Toby before and after surgery to remove the grapefruit-sized tumour from his head. Submitted photo.

WCVM Today’s top five stories of 2018

It’s been a busy and exciting year at the Western College of Veterinary Medicine (WCVM), and to celebrate the end of 2018, here are five stories that were readers’ favourites on the WCVM Today website and the college’s social media channels.

By WCVM Today

1. Skull surgery a success for Toby

Norma and Kelly Tait of White Fox, Sask., brought their dog Toby, a shih-tzu-Yorkshire terrier cross, to the WCVM because of a large, grapefruit-sized mass on their pet’s head. After the WCVM’s clinical team diagnosed the mass as a rare type of tumour, the Taits agreed to have Toby undergo surgery. Dr. Danielle Zwueste, the WCVM’s board-certified neurology specialist, successfully removed the tumour and little Toby made a full recovery.

Read Toby’s full story.

2. WCVM to operate Canada’s first PET-CT unit for animals

Thanks to an Alberta donor, whose $2.5- million gift is the largest private donation in WCVM’s history, the college will soon be home to Canada’s first PET-CT unit dedicated to animals. This new imaging technology will be a key component of the WCVM’s growing veterinary oncology centre that will be dedicated to animal health care, teaching and research for animals and people.
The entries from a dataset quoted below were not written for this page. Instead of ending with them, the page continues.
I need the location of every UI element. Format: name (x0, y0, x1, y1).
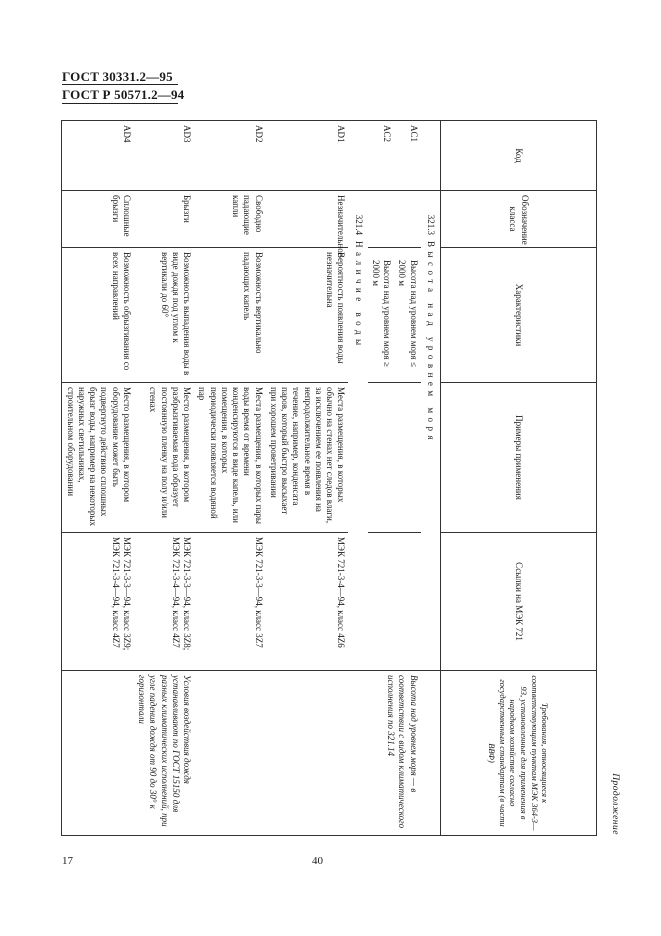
continuation-label: Продолжение (610, 773, 620, 835)
row-characteristics: Возможность выпадения воды в виде дождя под углом к вертикали до 60° (134, 248, 194, 383)
table-row (134, 121, 194, 836)
table-row (194, 121, 266, 836)
row-characteristics: Вероятность появления воды незначительна (266, 248, 349, 383)
standard-number-1: ГОСТ 30331.2—95 (62, 69, 173, 84)
col-header-designation: Обозначение класса (441, 191, 597, 248)
row-code: AD3 (134, 121, 194, 191)
table-row (266, 121, 349, 836)
row-characteristics: Возможность обрызгивания со всех направлений (62, 248, 134, 383)
row-designation: Сплошные брызги (62, 191, 134, 248)
row-examples: Места размещения, в которых пары воды время от времени конденсируются в виде капель, или помещения, в которых периодически появляется водяной пар (194, 383, 266, 533)
row-examples: Место размещения, в котором разбрызгиваемая вода образует постоянную пленку на полу и/или стенах (134, 383, 194, 533)
row-requirements: Высота над уровнем моря — в соответствии с видом климатического исполнения по 321.14 (368, 671, 421, 836)
row-designation: Брызги (134, 191, 194, 248)
row-iec (394, 533, 421, 671)
rotated-table-page (65, 120, 620, 835)
row-examples: Место размещения, в котором оборудование может быть подвергнуто действию сплошных брызг воды, например на некоторых наружных светильниках, строительном оборудовании (62, 383, 134, 533)
row-code: AC1 (394, 121, 421, 191)
page-number-center: 40 (312, 855, 323, 867)
row-iec (368, 533, 395, 671)
row-requirements (62, 671, 134, 836)
row-characteristics: Высота над уровнем моря ≤ 2000 м (397, 260, 419, 367)
row-examples (368, 383, 395, 533)
row-iec: МЭК 721-3-3—94, класс 3Z9; МЭК 721-3-4—94, класс 4Z7 (62, 533, 134, 671)
section-title: Наличие воды (353, 241, 364, 350)
row-designation: Незначительное (266, 191, 349, 248)
col-header-code: Код (441, 121, 597, 191)
section-row-water (349, 121, 368, 836)
section-row-altitude (421, 121, 441, 836)
col-header-requirements: Требования, относящиеся к соответствующим пунктам МЭК 364-3—93, установленные для применения в народном хозяйстве согласно государственным стандартам (в части ВВФ) (441, 671, 597, 836)
table-row (394, 121, 421, 836)
standard-number-2: ГОСТ Р 50571.2—94 (62, 87, 185, 102)
row-designation (394, 191, 421, 248)
row-examples: Места размещения, в которых обычно на стенах нет следов влаги, за исключением ее появления на непродолжительное время в течение, например, конденсата паров, который быстро высыхает при хорошем проветривании (266, 383, 349, 533)
row-characteristics: Высота над уровнем моря ≥ 2000 м (371, 260, 393, 367)
row-characteristics: Возможность вертикально падающих капель (194, 248, 266, 383)
row-code: AD1 (266, 121, 349, 191)
header-divider (62, 84, 178, 85)
row-iec: МЭК 721-3-3—94, класс 3Z8; МЭК 721-3-4—94, класс 4Z7 (134, 533, 194, 671)
climate-classes-table (62, 120, 598, 836)
table-header-row (441, 121, 597, 836)
col-header-iec: Ссылки на МЭК 721 (441, 533, 597, 671)
row-iec: МЭК 721-3-3—94, класс 3Z7 (194, 533, 266, 671)
table-row (62, 121, 134, 836)
row-requirements (266, 671, 349, 836)
section-number: 321.4 (353, 214, 364, 235)
col-header-characteristics: Характеристики (441, 248, 597, 383)
row-designation: Свободно падающие капли (194, 191, 266, 248)
row-requirements: Условия воздействия дождя устанавливают по ГОСТ 15150 для разных климатических исполнений, при угле падения дождя от 90 до 30° к горизонтали (134, 671, 194, 836)
page-number-left: 17 (62, 855, 73, 867)
row-code: AD2 (194, 121, 266, 191)
section-number: 321.3 (426, 214, 436, 235)
row-iec: МЭК 721-3-4—94, класс 4Z6 (266, 533, 349, 671)
section-title: Высота над уровнем моря (426, 241, 436, 445)
row-examples (394, 383, 421, 533)
header-divider-bottom (62, 103, 178, 104)
row-code: AC2 (368, 121, 395, 191)
row-code: AD4 (62, 121, 134, 191)
col-header-examples: Примеры применения (441, 383, 597, 533)
row-designation (368, 191, 395, 248)
row-requirements (194, 671, 266, 836)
Read more about the WCVM's new PET-CT.

3. WCVM maintains international accreditation

After undergoing intensive review in 2017, the WCVM successfully maintained its accreditation with the American Veterinary Medical Association’s (AVMA) Council on Education. “Our team works very hard to maintain the high quality of our veterinary college’s academic programs, facilities and clinical services, so it’s gratifying to receive this international confirmation that our efforts are successful,” said WCVM Dean Dr. Douglas Freeman.

Read the full story.

4. Vet’s world built on community connections

WCVM graduate Dr. Tom Schmidt has been a trusted clinician, adviser and friend to his clients in the North Battleford, Sask., area for almost two decades. He has built his practice, Battlefords Animal Hospital, on his two core values: relationships and trust. A former president of the Saskatchewan Veterinary Medical Association (SVMA) and a staunch supporter of the WCVM, Schmidt believes the future of veterinary medicine in Saskatchewan depends on the WCVM remaining strong. “The backstop they provide, the support and the services that the veterinary school provides to practicing veterinarians help us to do a better job for our clients, and I think they make a difference economically for the province for agriculture and food animal production.”

Read Schmidt’s full story.

5. Injured turtle on a roll with Lego wheelchair

In July 2018, WCVM veterinary student Garret Fraess was completing an externship at the Maryland Zoo in Baltimore, Md., when a zoo employee brought in an injured wild eastern box turtle. The bottom part of the turtle’s shell had multiple fractures, and the zoo’s veterinary team had to perform surgery to stabilize the broken shell. To allow time for the turtle’s shell to heal properly, the resourceful Fraess worked with a friend in Denmark to design and build a one-of-a-kind wheelchair out of colourful Lego bricks, plastic wheels and some putty.